The authors discuss the scientific impact of such a precise IPC measurement. Interpixel charge sharing modifies the point‑spread function (PSF), degrades spatial resolution, and introduces biases in photometric measurements. By incorporating the measured IPC into image‑reconstruction pipelines (e.g., de‑convolution or forward‑modeling approaches), one can correct for these effects and recover the true incident flux distribution. This is particularly critical for high‑precision applications such as exoplanet transit spectroscopy, where sub‑percent photometric stability is required, and for deep‑field galaxy surveys where accurate shape measurements are essential for weak‑lensing analyses.

Furthermore, the methodology is readily extensible to larger format detectors such as the H4RG, and to other infrared technologies (e.g., HgCdTe arrays with different cutoff wavelengths).
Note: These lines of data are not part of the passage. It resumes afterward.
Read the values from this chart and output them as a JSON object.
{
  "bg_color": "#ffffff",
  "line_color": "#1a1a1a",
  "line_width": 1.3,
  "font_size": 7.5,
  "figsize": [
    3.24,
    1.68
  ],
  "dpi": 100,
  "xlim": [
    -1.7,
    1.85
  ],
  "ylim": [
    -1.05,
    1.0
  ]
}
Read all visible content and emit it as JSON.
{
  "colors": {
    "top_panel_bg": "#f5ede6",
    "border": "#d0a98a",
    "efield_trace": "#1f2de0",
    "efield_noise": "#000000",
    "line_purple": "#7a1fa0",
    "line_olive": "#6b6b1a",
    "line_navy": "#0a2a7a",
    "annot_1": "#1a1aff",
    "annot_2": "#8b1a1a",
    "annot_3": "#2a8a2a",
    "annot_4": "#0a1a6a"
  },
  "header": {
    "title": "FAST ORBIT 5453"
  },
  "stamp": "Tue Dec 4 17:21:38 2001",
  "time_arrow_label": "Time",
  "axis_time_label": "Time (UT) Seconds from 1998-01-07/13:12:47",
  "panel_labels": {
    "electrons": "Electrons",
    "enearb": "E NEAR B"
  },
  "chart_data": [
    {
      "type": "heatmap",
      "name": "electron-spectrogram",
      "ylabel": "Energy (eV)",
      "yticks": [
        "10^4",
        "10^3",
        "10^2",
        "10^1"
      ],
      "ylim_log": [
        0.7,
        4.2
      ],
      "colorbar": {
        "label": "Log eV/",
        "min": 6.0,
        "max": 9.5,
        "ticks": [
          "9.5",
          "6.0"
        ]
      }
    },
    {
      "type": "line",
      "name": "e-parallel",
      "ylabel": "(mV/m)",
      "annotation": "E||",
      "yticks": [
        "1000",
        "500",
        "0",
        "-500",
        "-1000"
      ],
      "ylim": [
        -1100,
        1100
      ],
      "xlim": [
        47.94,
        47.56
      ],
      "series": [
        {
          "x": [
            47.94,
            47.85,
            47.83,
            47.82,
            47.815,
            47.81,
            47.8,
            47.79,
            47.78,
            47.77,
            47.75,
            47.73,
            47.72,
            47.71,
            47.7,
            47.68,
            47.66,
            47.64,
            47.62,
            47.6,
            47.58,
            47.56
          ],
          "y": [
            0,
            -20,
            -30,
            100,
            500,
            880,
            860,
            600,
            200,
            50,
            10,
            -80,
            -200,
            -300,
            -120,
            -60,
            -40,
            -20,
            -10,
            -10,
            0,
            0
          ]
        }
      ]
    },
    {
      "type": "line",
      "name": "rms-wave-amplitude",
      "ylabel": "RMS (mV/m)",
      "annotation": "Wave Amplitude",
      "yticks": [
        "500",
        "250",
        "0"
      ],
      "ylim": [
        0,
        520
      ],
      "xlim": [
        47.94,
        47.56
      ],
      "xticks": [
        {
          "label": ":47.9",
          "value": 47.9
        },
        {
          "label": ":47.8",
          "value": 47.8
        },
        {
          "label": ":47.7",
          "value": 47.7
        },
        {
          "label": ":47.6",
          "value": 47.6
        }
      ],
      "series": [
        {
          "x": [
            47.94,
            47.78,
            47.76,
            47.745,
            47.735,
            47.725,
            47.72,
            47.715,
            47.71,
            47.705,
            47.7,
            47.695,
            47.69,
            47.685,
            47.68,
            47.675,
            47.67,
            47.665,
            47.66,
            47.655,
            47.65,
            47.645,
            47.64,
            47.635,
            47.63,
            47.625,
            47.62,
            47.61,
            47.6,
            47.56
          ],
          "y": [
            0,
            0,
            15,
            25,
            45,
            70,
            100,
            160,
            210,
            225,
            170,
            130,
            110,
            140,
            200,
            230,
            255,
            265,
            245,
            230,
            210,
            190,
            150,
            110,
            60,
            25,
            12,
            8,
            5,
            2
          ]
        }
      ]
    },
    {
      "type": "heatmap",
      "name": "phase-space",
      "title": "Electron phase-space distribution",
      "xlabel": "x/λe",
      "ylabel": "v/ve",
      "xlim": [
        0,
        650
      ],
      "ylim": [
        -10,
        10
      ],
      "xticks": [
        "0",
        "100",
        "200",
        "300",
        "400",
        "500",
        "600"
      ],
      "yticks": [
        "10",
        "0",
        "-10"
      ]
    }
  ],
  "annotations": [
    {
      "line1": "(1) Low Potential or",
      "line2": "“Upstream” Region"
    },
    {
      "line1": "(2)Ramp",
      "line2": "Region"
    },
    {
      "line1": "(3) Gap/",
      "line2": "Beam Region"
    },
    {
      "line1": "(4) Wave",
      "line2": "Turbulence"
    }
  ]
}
The authors suggest that future work should explore temperature‑dependent IPC, long‑term charge‑trapping effects, and the interaction between IPC and other detector artifacts such as persistence and reciprocity failure.

In summary, the paper delivers a robust, statistically rigorous framework for calibrating H2RG detectors and measuring their interpixel capacitance with unprecedented accuracy. By integrating non‑linearity correction, comprehensive noise modeling, and a multi‑pixel correlation technique, the authors provide a valuable toolset for astronomers seeking to maximize the scientific return of near‑infrared observations.